The Origin: Time Shivers

3 July 2021 at 2pm
Boat moored in Canbury Gardens, next to The Boaters Inn

As part of Ben Judd’s Stanley Picker Fellowship project The Origin, a series of workshops, performances, talks and tours took place at Stanley Picker Gallery, a boat moored in Kingston Upon Thames and online throughout June and July 2021.

For our final event, Kingston School of Art Drama students Louise Hall and Jessica Saunders performed Time Shivers, a piece of prose composed by local writer Jim Dunk especially for The Origin. It weaves the narrative of two young women, a hundred years apart whose lives are connected by The Origin, the Thames and the Hogsmill, and the community that surrounds us.

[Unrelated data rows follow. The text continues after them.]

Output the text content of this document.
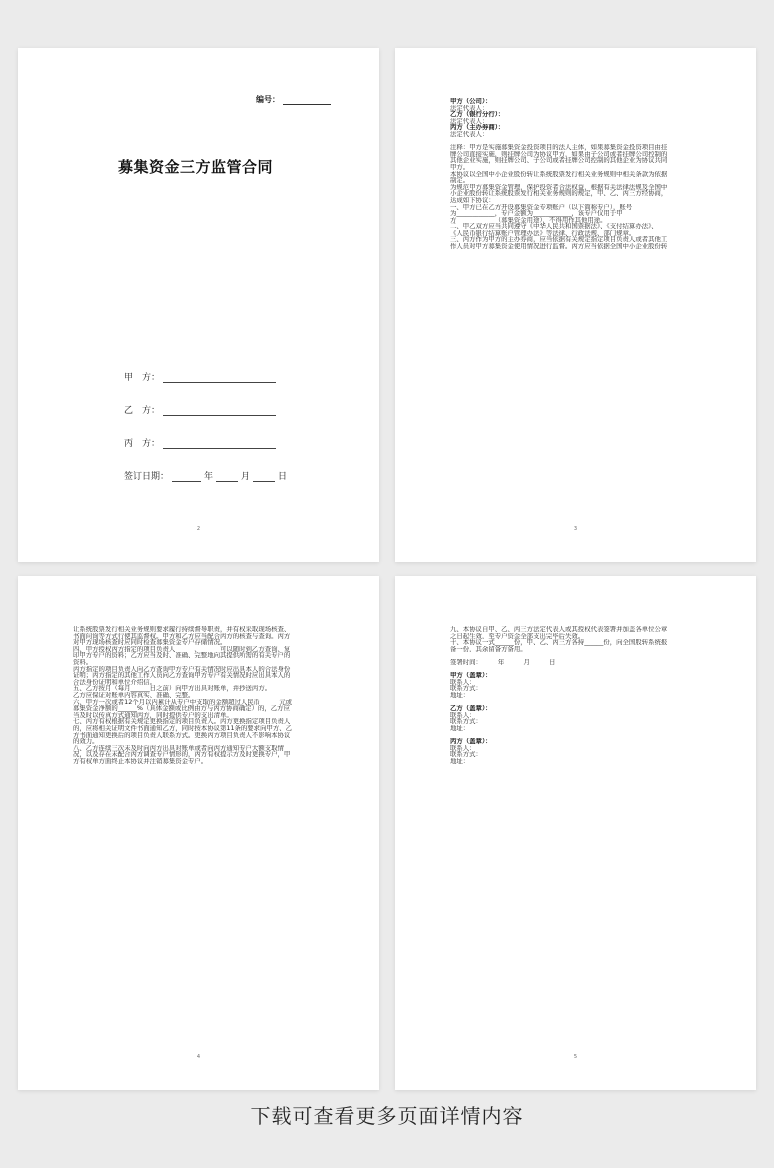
编号：
募集资金三方监管合同
甲　方：
乙　方：
丙　方：
签订日期：	年	月	日
2
甲方（公司）：
法定代表人：
乙方（银行分行）：
法定代表人：
丙方（主办券商）：
法定代表人：
注释：甲方是实施募集资金投资项目的法人主体，如果募集资金投资项目由挂
牌公司直接实施，则挂牌公司为协议甲方，如果由子公司或者挂牌公司控制的
其他企业实施，则挂牌公司、子公司或者挂牌公司控制的其他企业为协议共同
甲方。
本协议以全国中小企业股份转让系统股票发行相关业务规则中相关条款为依据
制定。
为规范甲方募集资金管理，保护投资者合法权益，根据有关法律法规及全国中
小企业股份转让系统股票发行相关业务规则的规定，甲、乙、丙三方经协商，
达成如下协议：
一、甲方已在乙方开设募集资金专项账户（以下简称专户），账号
为____________，专户金额为____________，该专户仅用于甲
方____________（募集资金用途），不得用作其他用途。
二、甲乙双方应当共同遵守《中华人民共和国票据法》、《支付结算办法》、
《人民币银行结算账户管理办法》等法律、行政法规、部门规章。
三、丙方作为甲方的主办券商，应当依据有关规定指定项目负责人或者其他工
作人员对甲方募集资金使用情况进行监督。丙方应当依据全国中小企业股份转
3
让系统股票发行相关业务规则要求履行持续督导职责，并有权采取现场核查、
书面问询等方式行使其监督权。甲方和乙方应当配合丙方的核查与查询。丙方
对甲方现场核查时应同时检查募集资金专户存储情况。
四、甲方授权丙方指定的项目负责人______、______可以随时到乙方查询、复
印甲方专户的资料；乙方应当及时、准确、完整地向其提供所需的有关专户的
资料。
丙方指定的项目负责人向乙方查询甲方专户有关情况时应出具本人的合法身份
证明；丙方指定的其他工作人员向乙方查询甲方专户有关情况时应出具本人的
合法身份证明和单位介绍信。
五、乙方按月（每月______日之前）向甲方出具对账单，并抄送丙方。
乙方应保证对账单内容真实、准确、完整。
六、甲方一次或者12个月以内累计从专户中支取的金额超过人民币______元或
募集资金净额的______%（具体金额或比例由方与丙方协商确定）的，乙方应
当及时以传真方式通知丙方，同时提供专户的支出清单。
七、丙方有权根据有关规定更换指定的项目负责人。丙方更换指定项目负责人
的，应将相关证明文件书面通知乙方，同时按本协议第11条的要求向甲方、乙
方书面通知更换后的项目负责人联系方式。更换丙方项目负责人不影响本协议
的效力。
八、乙方连续三次未及时向丙方出具对账单或者向丙方通知专户大额支取情
况，以及存在未配合丙方调查专户情形的，丙方有权提示方及时更换专户，甲
方有权单方面终止本协议并注销募集资金专户。
4
九、本协议自甲、乙、丙三方法定代表人或其授权代表签署并加盖各单位公章
之日起生效，至专户资金全部支出完毕后失效。
十、本协议一式______份，甲、乙、丙三方各持______份，向全国股转系统报
备一份，其余留备方备用。
签署时间：　　　年　　　月　　　日
甲方（盖章）：
联系人：
联系方式：
地址：
乙方（盖章）：
联系人：
联系方式：
地址：
丙方（盖章）：
联系人：
联系方式：
地址：
5
下载可查看更多页面详情内容
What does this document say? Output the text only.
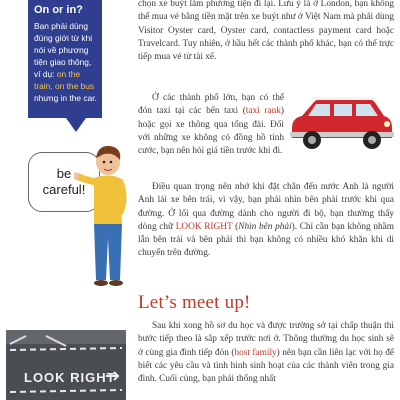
On or in?

Bạn phải dùng đúng giới từ khi nói về phương tiện giao thông, ví dụ: on the train, on the bus nhưng in the car.

be
careful!
LOOK RIGHT

chọn xe buýt làm phương tiện đi lại. Lưu ý là ở London, bạn không thể mua vé bằng tiền mặt trên xe buýt như ở Việt Nam mà phải dùng Visitor Oyster card, Oyster card, contactless payment card hoặc Travelcard. Tuy nhiên, ở hầu hết các thành phố khác, bạn có thể trực tiếp mua vé từ tài xế.

Ở các thành phố lớn, bạn có thể đón taxi tại các bến taxi (taxi rank) hoặc gọi xe thông qua tổng đài. Đối với những xe không có đồng hồ tính cước, bạn nên hỏi giá tiền trước khi đi.

Điều quan trọng nên nhớ khi đặt chân đến nước Anh là người Anh lái xe bên trái, vì vậy, bạn phải nhìn bên phải trước khi qua đường. Ở lối qua đường dành cho người đi bộ, bạn thường thấy dòng chữ LOOK RIGHT (Nhìn bên phải). Chỉ cần bạn không nhầm lẫn bên trái và bên phải thì bạn không có nhiều khó khăn khi di chuyển trên đường.

Let’s meet up!

Sau khi xong hồ sơ du học và được trường sở tại chấp thuận thì bước tiếp theo là sắp xếp trước nơi ở. Thông thường du học sinh sẽ ở cùng gia đình tiếp đón (host family) nên bạn cần liên lạc với họ để biết các yêu cầu và tình hình sinh hoạt của các thành viên trong gia đình. Cuối cùng, bạn phải thống nhất
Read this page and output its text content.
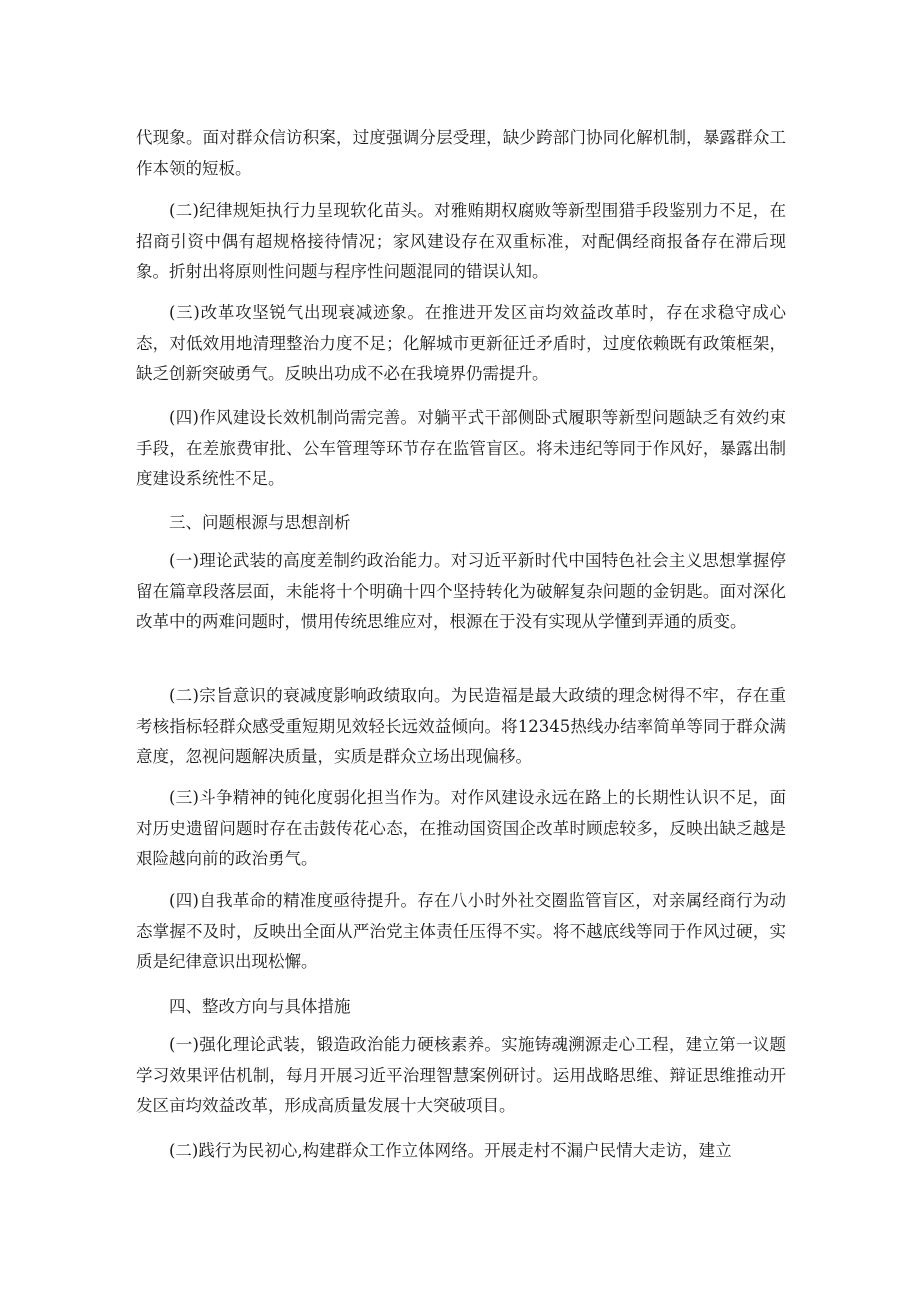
代现象。面对群众信访积案，过度强调分层受理，缺少跨部门协同化解机制，暴露群众工作本领的短板。

(二)纪律规矩执行力呈现软化苗头。对雅贿期权腐败等新型围猎手段鉴别力不足，在招商引资中偶有超规格接待情况；家风建设存在双重标准，对配偶经商报备存在滞后现象。折射出将原则性问题与程序性问题混同的错误认知。

(三)改革攻坚锐气出现衰减迹象。在推进开发区亩均效益改革时，存在求稳守成心态，对低效用地清理整治力度不足；化解城市更新征迁矛盾时，过度依赖既有政策框架，缺乏创新突破勇气。反映出功成不必在我境界仍需提升。

(四)作风建设长效机制尚需完善。对躺平式干部侧卧式履职等新型问题缺乏有效约束手段，在差旅费审批、公车管理等环节存在监管盲区。将未违纪等同于作风好，暴露出制度建设系统性不足。

三、问题根源与思想剖析

(一)理论武装的高度差制约政治能力。对习近平新时代中国特色社会主义思想掌握停留在篇章段落层面，未能将十个明确十四个坚持转化为破解复杂问题的金钥匙。面对深化改革中的两难问题时，惯用传统思维应对，根源在于没有实现从学懂到弄通的质变。

(二)宗旨意识的衰减度影响政绩取向。为民造福是最大政绩的理念树得不牢，存在重考核指标轻群众感受重短期见效轻长远效益倾向。将12345热线办结率简单等同于群众满意度，忽视问题解决质量，实质是群众立场出现偏移。

(三)斗争精神的钝化度弱化担当作为。对作风建设永远在路上的长期性认识不足，面对历史遗留问题时存在击鼓传花心态，在推动国资国企改革时顾虑较多，反映出缺乏越是艰险越向前的政治勇气。

(四)自我革命的精准度亟待提升。存在八小时外社交圈监管盲区，对亲属经商行为动态掌握不及时，反映出全面从严治党主体责任压得不实。将不越底线等同于作风过硬，实质是纪律意识出现松懈。

四、整改方向与具体措施

(一)强化理论武装，锻造政治能力硬核素养。实施铸魂溯源走心工程，建立第一议题学习效果评估机制，每月开展习近平治理智慧案例研讨。运用战略思维、辩证思维推动开发区亩均效益改革，形成高质量发展十大突破项目。

(二)践行为民初心,构建群众工作立体网络。开展走村不漏户民情大走访，建立
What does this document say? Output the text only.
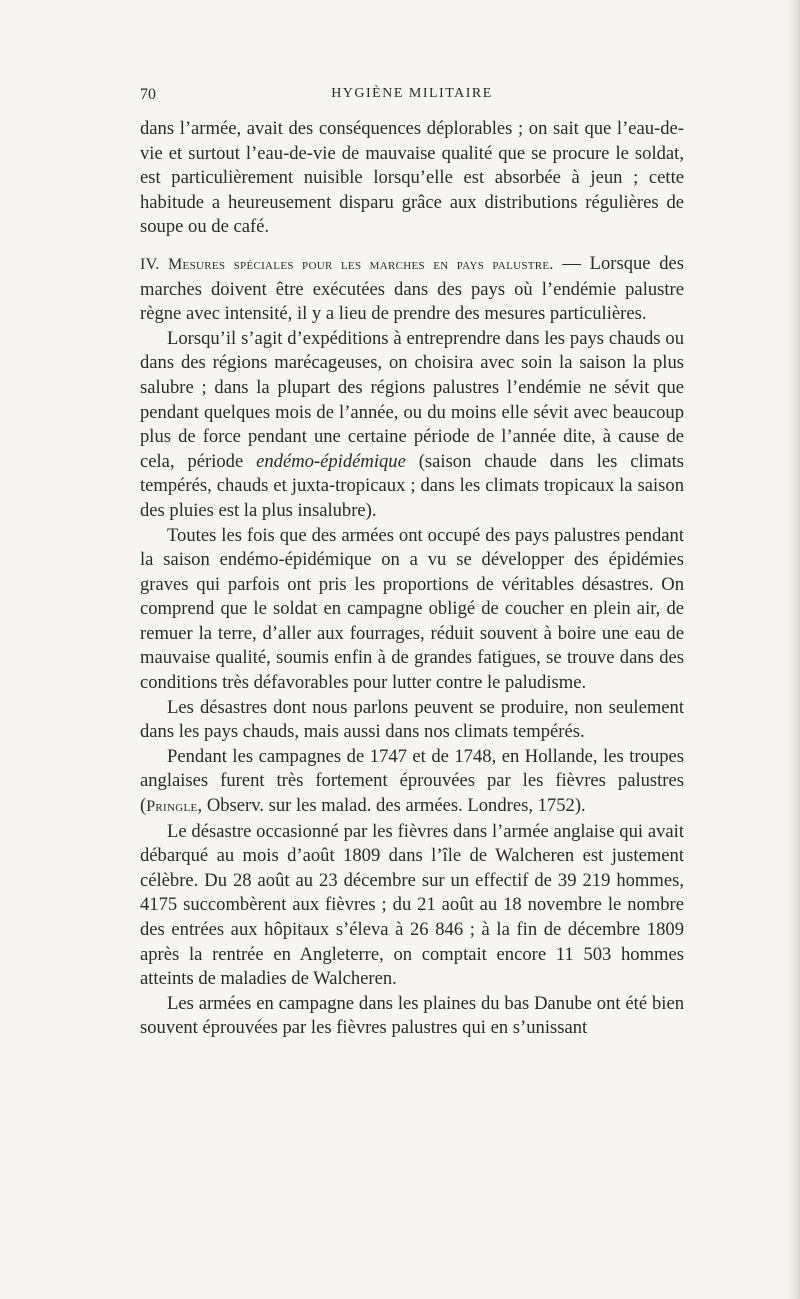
70	HYGIÈNE MILITAIRE

dans l’armée, avait des conséquences déplorables ; on sait que l’eau-de-vie et surtout l’eau-de-vie de mauvaise qualité que se procure le soldat, est particulièrement nuisible lorsqu’elle est absorbée à jeun ; cette habitude a heureusement disparu grâce aux distributions régulières de soupe ou de café.

IV. Mesures spéciales pour les marches en pays palustre. — Lorsque des marches doivent être exécutées dans des pays où l’endémie palustre règne avec intensité, il y a lieu de prendre des mesures particulières.

Lorsqu’il s’agit d’expéditions à entreprendre dans les pays chauds ou dans des régions marécageuses, on choisira avec soin la saison la plus salubre ; dans la plupart des régions palustres l’endémie ne sévit que pendant quelques mois de l’année, ou du moins elle sévit avec beaucoup plus de force pendant une certaine période de l’année dite, à cause de cela, période endémo-épidémique (saison chaude dans les climats tempérés, chauds et juxta-tropicaux ; dans les climats tropicaux la saison des pluies est la plus insalubre).

Toutes les fois que des armées ont occupé des pays palustres pendant la saison endémo-épidémique on a vu se développer des épidémies graves qui parfois ont pris les proportions de véritables désastres. On comprend que le soldat en campagne obligé de coucher en plein air, de remuer la terre, d’aller aux fourrages, réduit souvent à boire une eau de mauvaise qualité, soumis enfin à de grandes fatigues, se trouve dans des conditions très défavorables pour lutter contre le paludisme.

Les désastres dont nous parlons peuvent se produire, non seulement dans les pays chauds, mais aussi dans nos climats tempérés.

Pendant les campagnes de 1747 et de 1748, en Hollande, les troupes anglaises furent très fortement éprouvées par les fièvres palustres (Pringle, Observ. sur les malad. des armées. Londres, 1752).

Le désastre occasionné par les fièvres dans l’armée anglaise qui avait débarqué au mois d’août 1809 dans l’île de Walcheren est justement célèbre. Du 28 août au 23 décembre sur un effectif de 39 219 hommes, 4175 succombèrent aux fièvres ; du 21 août au 18 novembre le nombre des entrées aux hôpitaux s’éleva à 26 846 ; à la fin de décembre 1809 après la rentrée en Angleterre, on comptait encore 11 503 hommes atteints de maladies de Walcheren.

Les armées en campagne dans les plaines du bas Danube ont été bien souvent éprouvées par les fièvres palustres qui en s’unissant
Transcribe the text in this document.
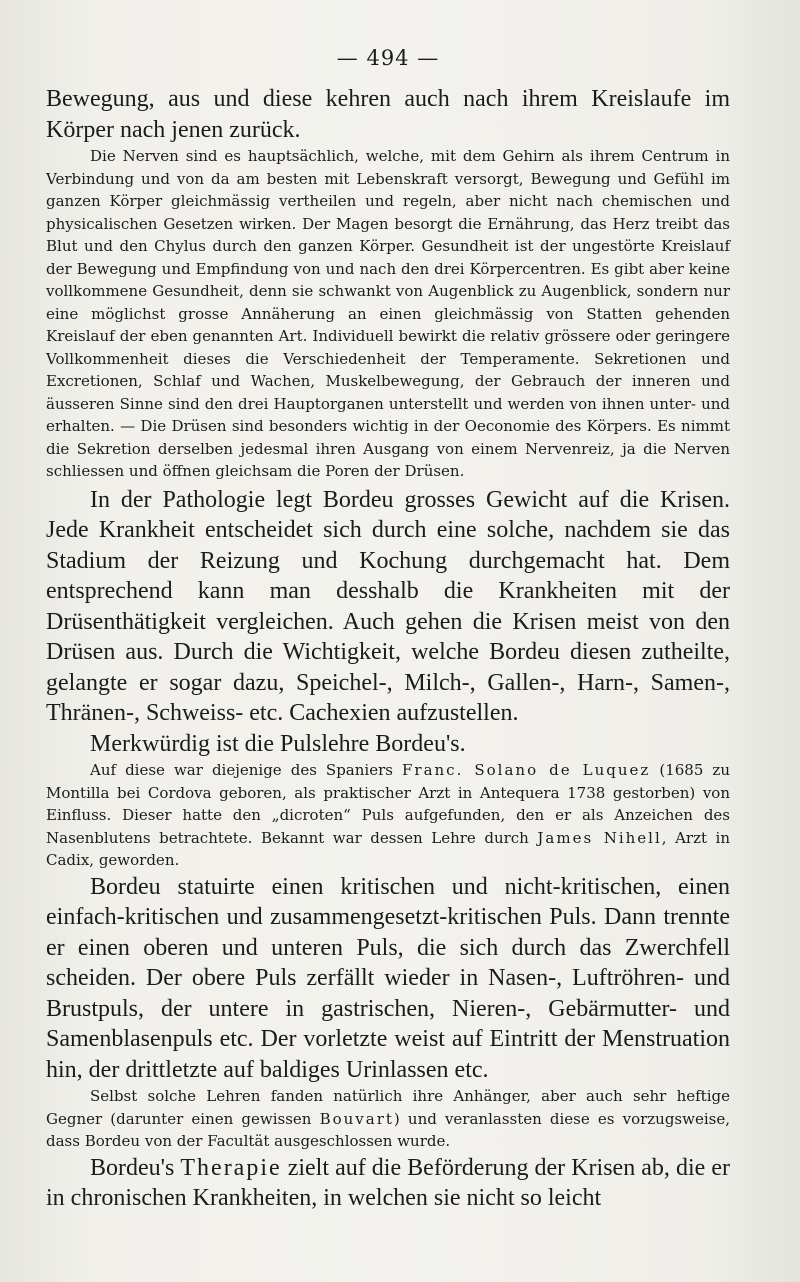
— 494 —

Bewegung, aus und diese kehren auch nach ihrem Kreislaufe im Körper nach jenen zurück.

Die Nerven sind es hauptsächlich, welche, mit dem Gehirn als ihrem Centrum in Verbindung und von da am besten mit Lebenskraft versorgt, Bewegung und Gefühl im ganzen Körper gleichmässig vertheilen und regeln, aber nicht nach chemischen und physicalischen Gesetzen wirken. Der Magen besorgt die Ernährung, das Herz treibt das Blut und den Chylus durch den ganzen Körper. Gesundheit ist der ungestörte Kreislauf der Bewegung und Empfindung von und nach den drei Körpercentren. Es gibt aber keine vollkommene Gesundheit, denn sie schwankt von Augenblick zu Augenblick, sondern nur eine möglichst grosse Annäherung an einen gleichmässig von Statten gehenden Kreislauf der eben genannten Art. Individuell bewirkt die relativ grössere oder geringere Vollkommenheit dieses die Verschiedenheit der Temperamente. Sekretionen und Excretionen, Schlaf und Wachen, Muskelbewegung, der Gebrauch der inneren und äusseren Sinne sind den drei Hauptorganen unterstellt und werden von ihnen unter- und erhalten. — Die Drüsen sind besonders wichtig in der Oeconomie des Körpers. Es nimmt die Sekretion derselben jedesmal ihren Ausgang von einem Nervenreiz, ja die Nerven schliessen und öffnen gleichsam die Poren der Drüsen.

In der Pathologie legt Bordeu grosses Gewicht auf die Krisen. Jede Krankheit entscheidet sich durch eine solche, nachdem sie das Stadium der Reizung und Kochung durchgemacht hat. Dem entsprechend kann man desshalb die Krankheiten mit der Drüsenthätigkeit vergleichen. Auch gehen die Krisen meist von den Drüsen aus. Durch die Wichtigkeit, welche Bordeu diesen zutheilte, gelangte er sogar dazu, Speichel-, Milch-, Gallen-, Harn-, Samen-, Thränen-, Schweiss- etc. Cachexien aufzustellen.

Merkwürdig ist die Pulslehre Bordeu's.

Auf diese war diejenige des Spaniers Franc. Solano de Luquez (1685 zu Montilla bei Cordova geboren, als praktischer Arzt in Antequera 1738 gestorben) von Einfluss. Dieser hatte den „dicroten“ Puls aufgefunden, den er als Anzeichen des Nasenblutens betrachtete. Bekannt war dessen Lehre durch James Nihell, Arzt in Cadix, geworden.

Bordeu statuirte einen kritischen und nicht-kritischen, einen einfach-kritischen und zusammengesetzt-kritischen Puls. Dann trennte er einen oberen und unteren Puls, die sich durch das Zwerchfell scheiden. Der obere Puls zerfällt wieder in Nasen-, Luftröhren- und Brustpuls, der untere in gastrischen, Nieren-, Gebärmutter- und Samenblasenpuls etc. Der vorletzte weist auf Eintritt der Menstruation hin, der drittletzte auf baldiges Urinlassen etc.

Selbst solche Lehren fanden natürlich ihre Anhänger, aber auch sehr heftige Gegner (darunter einen gewissen Bouvart) und veranlassten diese es vorzugsweise, dass Bordeu von der Facultät ausgeschlossen wurde.

Bordeu's Therapie zielt auf die Beförderung der Krisen ab, die er in chronischen Krankheiten, in welchen sie nicht so leicht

The piece was performed on board the top deck of the boat, witnessed by an audience, passers-by and those in The Boaters pub garden next to our moorings! At the Gallery it was presented within the installation, and in collaboration with KSA Dance students Libby Canagasabey and Lucy Beadle whose improvised movements inspired by the text, The Origin, and the music playing within the installation, which had been composed by KSA Music. With Louise, who played the ‘older’ character, wearing a costume made by KSA Fashion as part of the wider project, this truly was a cross-disciplinary collaboration.

Jim Dunk is a locally-based writer, theatre and screen actor, and theatre director who has guest lectured for KSA Drama. Jim lead Creative Writing workshops as part of The Origin site-specific workshop programme and is also a member of The Bradbury, a local community centre for the active over 55s, whose Storytelling and Creative Writing groups, directed by Jim, participated in #TheOriginKingston online last summer – see what they came up with here.

Ben Judd’s Stanley Picker Fellowship project The Origin reflects on Britain’s island status, both literal and metaphorical, and how islands shape the communities that live there. The Origin brings together the communities surrounding the Stanley Picker Gallery – from Kingston University students and academics to local networks, charities and residents – and asks them to imagine a classless, stateless, humane society based on common ownership. A temporary community, an experiment in living, a fictional island group. This collaborative project culminated this summer with an installation at the Gallery, a boat on the River Thames and a series of performances, workshops and events – a rehearsal for an alternative future.